If you have a teenager who has a cellphone, you know how much time they can spend on it. They snap a picture and send it to their friends, text for hours with a boyfriend or girlfriend, and check Facebook like no one’s business. What you might not realize, however, is that your teen might be doing the same thing while they’re driving.
According to a recent study, approximately half of drivers between the ages of 15 and 18 admit to texting while they drive, and it gets worse as they get older. While only 24 percent of 15-year-olds said they texted while they drove, nearly 60 percent of 18-year-olds admitted to doing it. Texting and driving, however, causes car accidents that lead to hundreds of thousands of injuries and thousands of deaths each year — and Virginia is likely no exception.
In fact, researchers say that texting and driving has become more deadly than drinking and driving for teens. Each year, approximately 3,000 teens die because someone was texting behind the wheel. Another 300,000 are injured because of the act. Both of those numbers are higher than the deaths and injuries caused by drunk driving.

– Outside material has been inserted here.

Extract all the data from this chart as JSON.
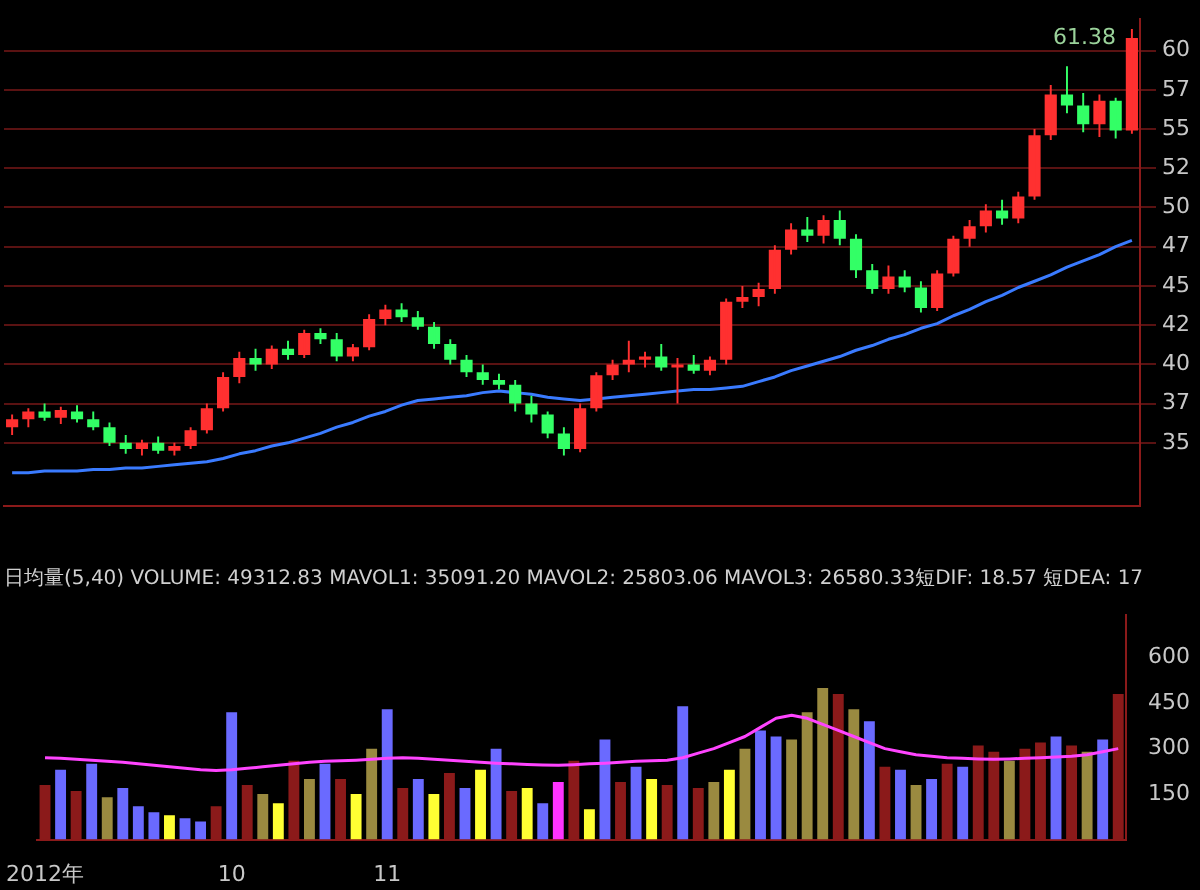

Unfortunately, preventing texting and driving is proving to be a difficult task. While some states have created laws against it, researchers say it has done little to prevent teens from texting — and it is difficult for law enforcement officers to spot from their vehicles. For right now, it seems that awareness may be the best way to combat the problem. Discussing the dangers of texting and driving with your teen may encourage him or her to think twice before picking up the phone while driving.